The Office for National Statistics said on Friday that gross domestic product rose by 0.1 per cent between the third and fourth quarters of last year, rather than remaining unchanged, as indicated in its preliminary estimates.
The uptick followed a 0.1 per cent contraction in the three months to September 2022, which the ONS first estimated as a 0.2 per cent drop.
Nevertheless, the UK remains the only G7 economy that has not returned to its pre-coronavirus pandemic size, contrasting with an expansion in the US and the eurozone. In the final three months of 2022, UK output was 0.6 per cent below its level in the same period in 2019, according to the ONS.
Philip Shaw, economist at Investec, said Friday’s data took “the UK a little further away from the recessionary danger zone”. But he added that it did “not change the overall picture that the economy’s performance was lacklustre over the second half of last year as the cost of living crisis hit hard”.
The ONS’s revised figures showed a drop of 0.2 per cent in business investment in the final quarter of 2022, which remained 2.2 per cent below its pre-pandemic levels and has stagnated since the Brexit vote in 2016.
The fall from initial estimates of a 4.8 per cent rise came despite the government’s “super-deduction” scheme, which offered companies 130 per cent tax relief on purchases of equipment between April 2021 and March this year.
Households proved to be more resilient, with their real disposable income rising by 1.3 per cent in the final quarter of 2022 after 12 months of decline. The ONS said the expansion in the amount of money people retained after direct taxes was driven largely by the £5.7bn paid out under the government’s energy bills support scheme.

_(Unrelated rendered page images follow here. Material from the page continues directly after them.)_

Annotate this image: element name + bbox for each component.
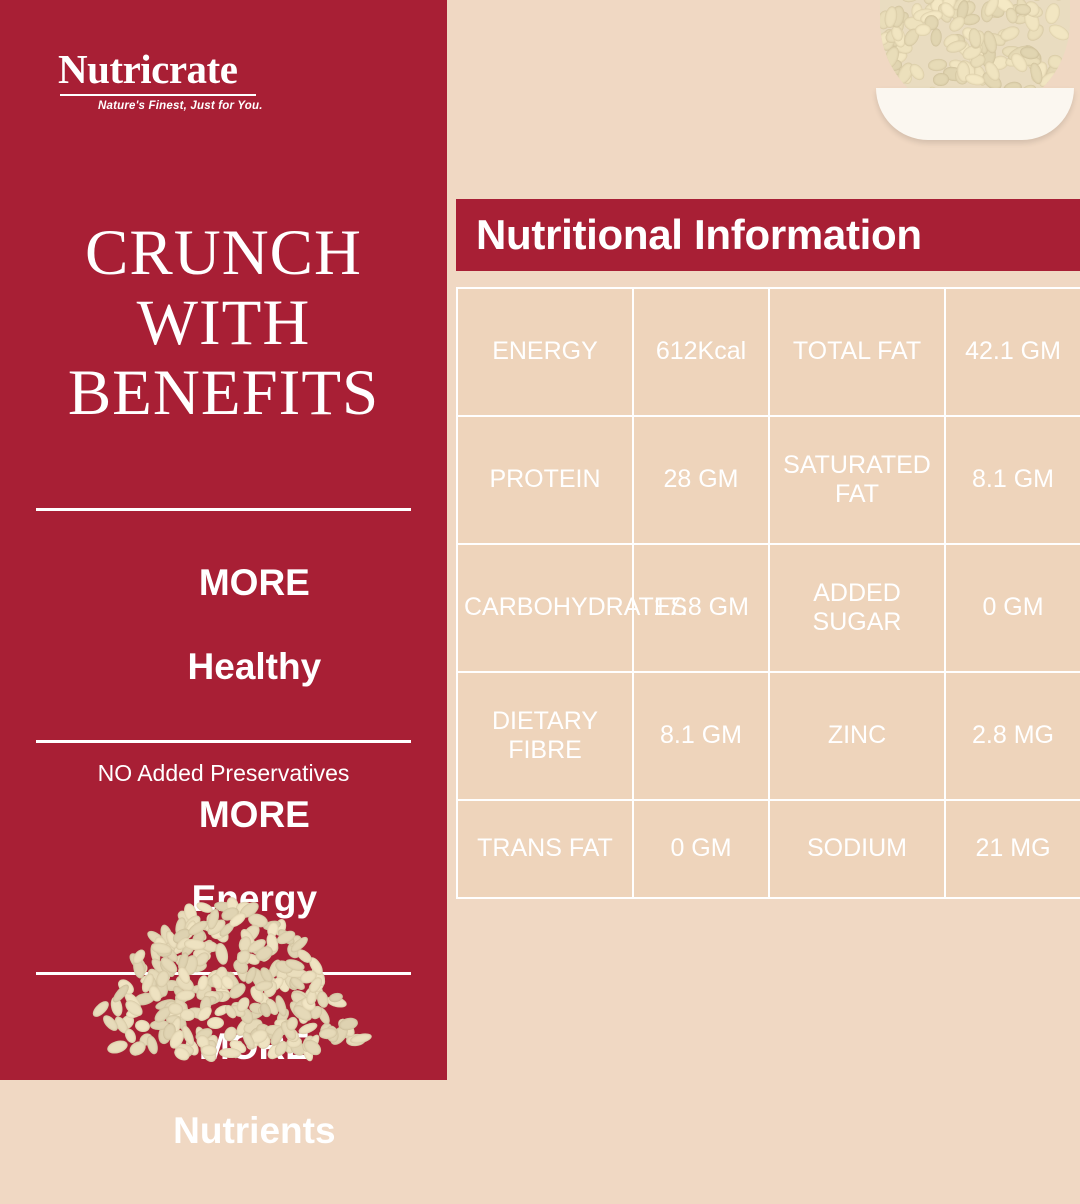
nutrient-label: TRANS FAT [457, 800, 633, 898]
table-row: CARBOHYDRATES 17.8 GM ADDED SUGAR 0 GM [457, 544, 1080, 672]
brand-logo: Nutricrate Nature's Finest, Just for You… [58, 48, 398, 112]
table-row: PROTEIN 28 GM SATURATED FAT 8.1 GM [457, 416, 1080, 544]
brand-name: Nutricrate [58, 48, 398, 91]
brand-tagline: Nature's Finest, Just for You. [98, 100, 398, 112]
table-row: TRANS FAT 0 GM SODIUM 21 MG [457, 800, 1080, 898]
headline-line-1: CRUNCH [0, 218, 447, 288]
headline-line-3: BENEFITS [0, 358, 447, 428]
nutrition-title: Nutritional Information [456, 211, 922, 259]
seed [1046, 21, 1070, 43]
claim-prefix: MORE [199, 562, 310, 603]
seed [1043, 3, 1061, 26]
nutrient-label: ZINC [769, 672, 945, 800]
nutrient-label: SATURATED FAT [769, 416, 945, 544]
headline: CRUNCH WITH BENEFITS [0, 218, 447, 429]
nutrient-value: 21 MG [945, 800, 1080, 898]
table-row: ENERGY 612Kcal TOTAL FAT 42.1 GM [457, 288, 1080, 416]
nutrient-value: 42.1 GM [945, 288, 1080, 416]
nutrient-value: 8.1 GM [945, 416, 1080, 544]
table-row: DIETARY FIBRE 8.1 GM ZINC 2.8 MG [457, 672, 1080, 800]
nutrient-label: TOTAL FAT [769, 288, 945, 416]
nutrient-value: 0 GM [945, 544, 1080, 672]
headline-line-2: WITH [0, 288, 447, 358]
claim-item: MORE Healthy [36, 511, 411, 740]
bowl-rim [876, 88, 1074, 140]
claim-word: Nutrients [173, 1110, 335, 1151]
claim-word: Healthy [188, 646, 322, 687]
nutrient-value: 28 GM [633, 416, 769, 544]
seed [914, 23, 932, 37]
nutrient-label: DIETARY FIBRE [457, 672, 633, 800]
claim-word: Energy [192, 878, 317, 919]
seed [1043, 0, 1066, 1]
seed [932, 72, 949, 87]
claims-list: MORE Healthy MORE Energy MORE Nutrients [36, 508, 411, 1204]
brand-divider [60, 94, 256, 96]
seed [930, 28, 942, 47]
claim-item: MORE Nutrients [36, 975, 411, 1204]
nutrient-value: 2.8 MG [945, 672, 1080, 800]
nutrition-table: ENERGY 612Kcal TOTAL FAT 42.1 GM PROTEIN… [456, 287, 1080, 899]
nutrient-label: ADDED SUGAR [769, 544, 945, 672]
nutrition-title-bar: Nutritional Information [456, 199, 1080, 271]
nutrient-value: 17.8 GM [633, 544, 769, 672]
left-red-panel: Nutricrate Nature's Finest, Just for You… [0, 0, 447, 1080]
nutrient-value: 0 GM [633, 800, 769, 898]
nutrient-value: 612Kcal [633, 288, 769, 416]
nutrient-label: PROTEIN [457, 416, 633, 544]
nutrient-label: ENERGY [457, 288, 633, 416]
nutrient-value: 8.1 GM [633, 672, 769, 800]
seed-bowl-illustration [880, 0, 1080, 166]
nutrient-label: SODIUM [769, 800, 945, 898]
claim-prefix: MORE [199, 794, 310, 835]
footnote: NO Added Preservatives [0, 760, 447, 787]
claim-prefix: MORE [199, 1026, 310, 1067]
nutrient-label: CARBOHYDRATES [457, 544, 633, 672]
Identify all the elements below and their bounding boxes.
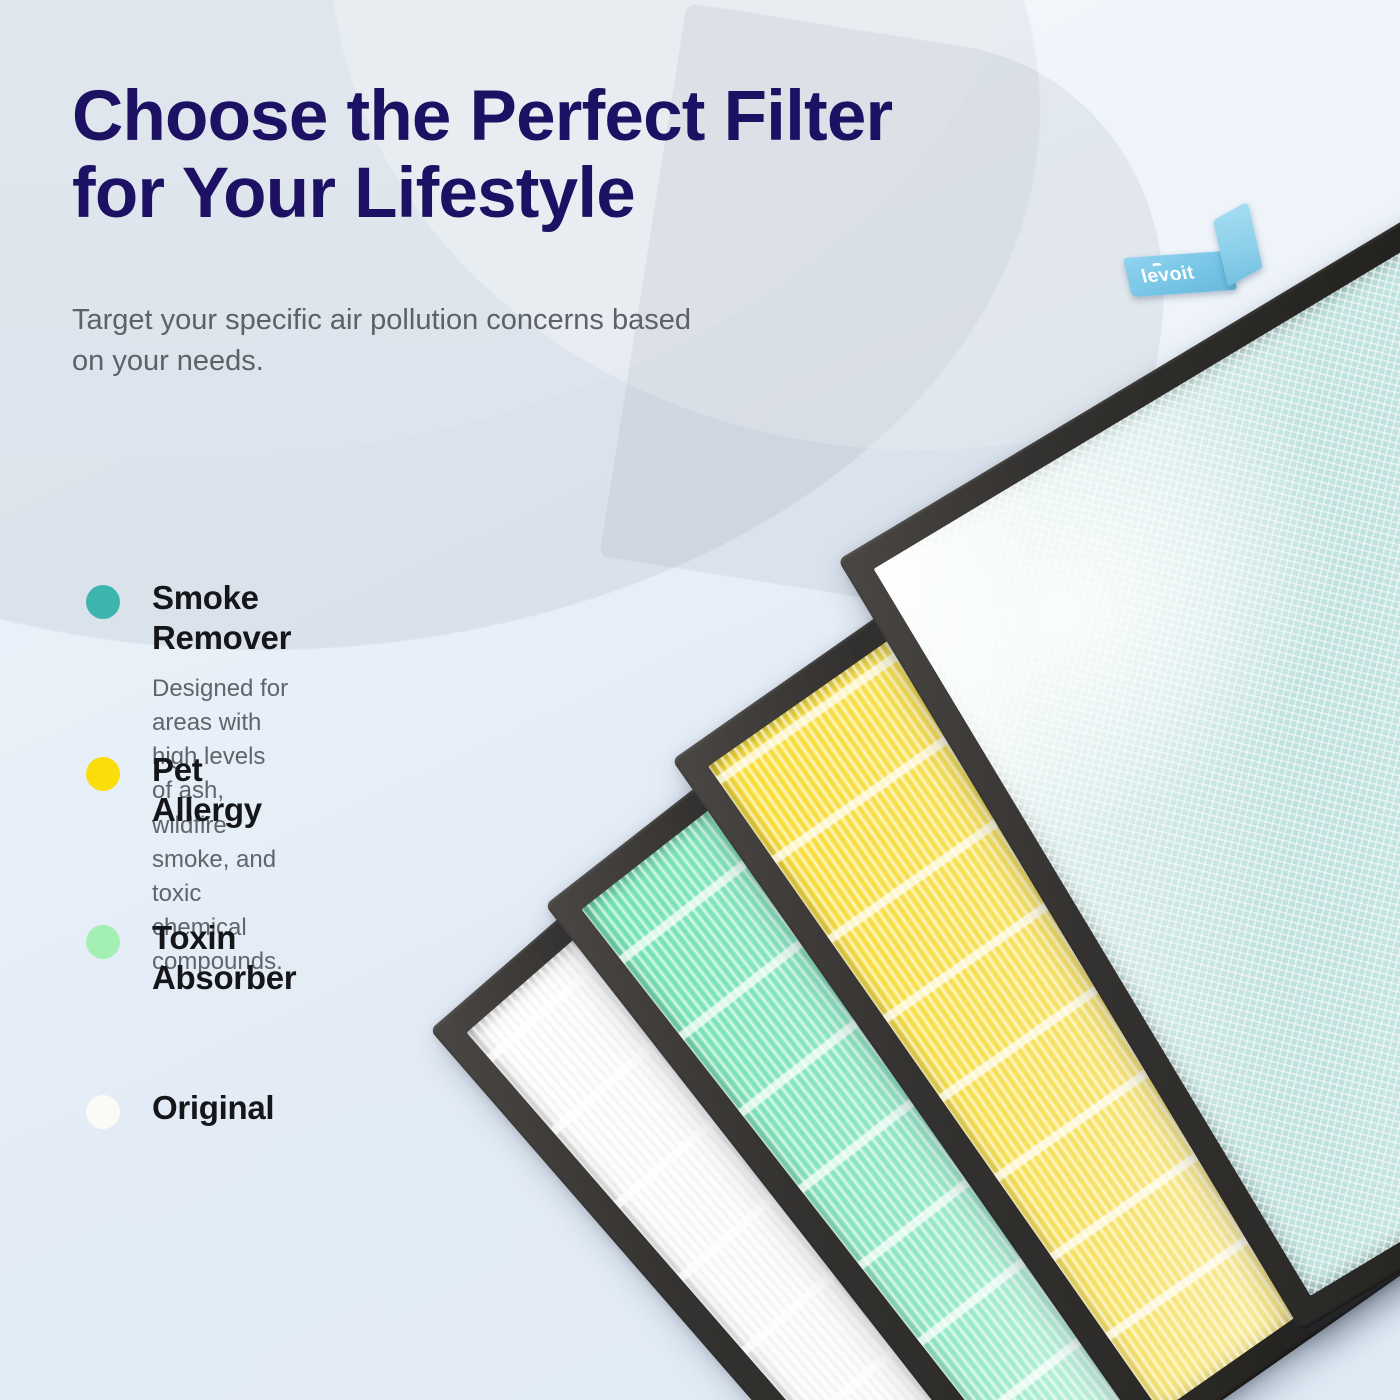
toxin-absorber-label: Toxin Absorber [152, 919, 296, 996]
list-item-pet-allergy[interactable]: Pet Allergy [86, 750, 262, 829]
page-subtitle: Target your specific air pollution conce… [72, 300, 842, 382]
smoke-remover-label: Smoke Remover [152, 579, 291, 656]
promo-stage: levoit Choose the Perfect Filter for You… [0, 0, 1400, 1400]
pet-allergy-label: Pet Allergy [152, 751, 262, 828]
page-title: Choose the Perfect Filter for Your Lifes… [72, 78, 1112, 233]
original-color-dot [86, 1095, 120, 1129]
smoke-remover-color-dot [86, 585, 120, 619]
toxin-absorber-color-dot [86, 925, 120, 959]
original-label: Original [152, 1089, 274, 1126]
list-item-toxin-absorber[interactable]: Toxin Absorber [86, 918, 296, 997]
pet-allergy-color-dot [86, 757, 120, 791]
copy-column: Choose the Perfect Filter for Your Lifes… [0, 0, 1400, 1400]
list-item-original[interactable]: Original [86, 1088, 274, 1129]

The increase helped households put more money away, with the average percentage of disposable income saved rising from 8.9 per cent in the third quarter of 2022 to 9.3 per cent in the final quarter.
Household spending was up to 0.2 per cent, with the increase driven by higher transport and housing costs as well as tourism.
The UK’s current account deficit, a measure of the extent to which the UK is reliant on inflows of foreign money, also narrowed to £21.1bn, or 3.3 per cent of GDP, in the final quarter of 2022, from 4.2 per cent in the previous three months.
However, some economists warned that the economy would remain under pressure amid still elevated price rises, and as rising borrowing costs were felt by businesses and households.
Thomas Pugh, economist at RSM UK, said “the squeeze on household real incomes will intensify over the next six months, as rising interest rates combine with high inflation”.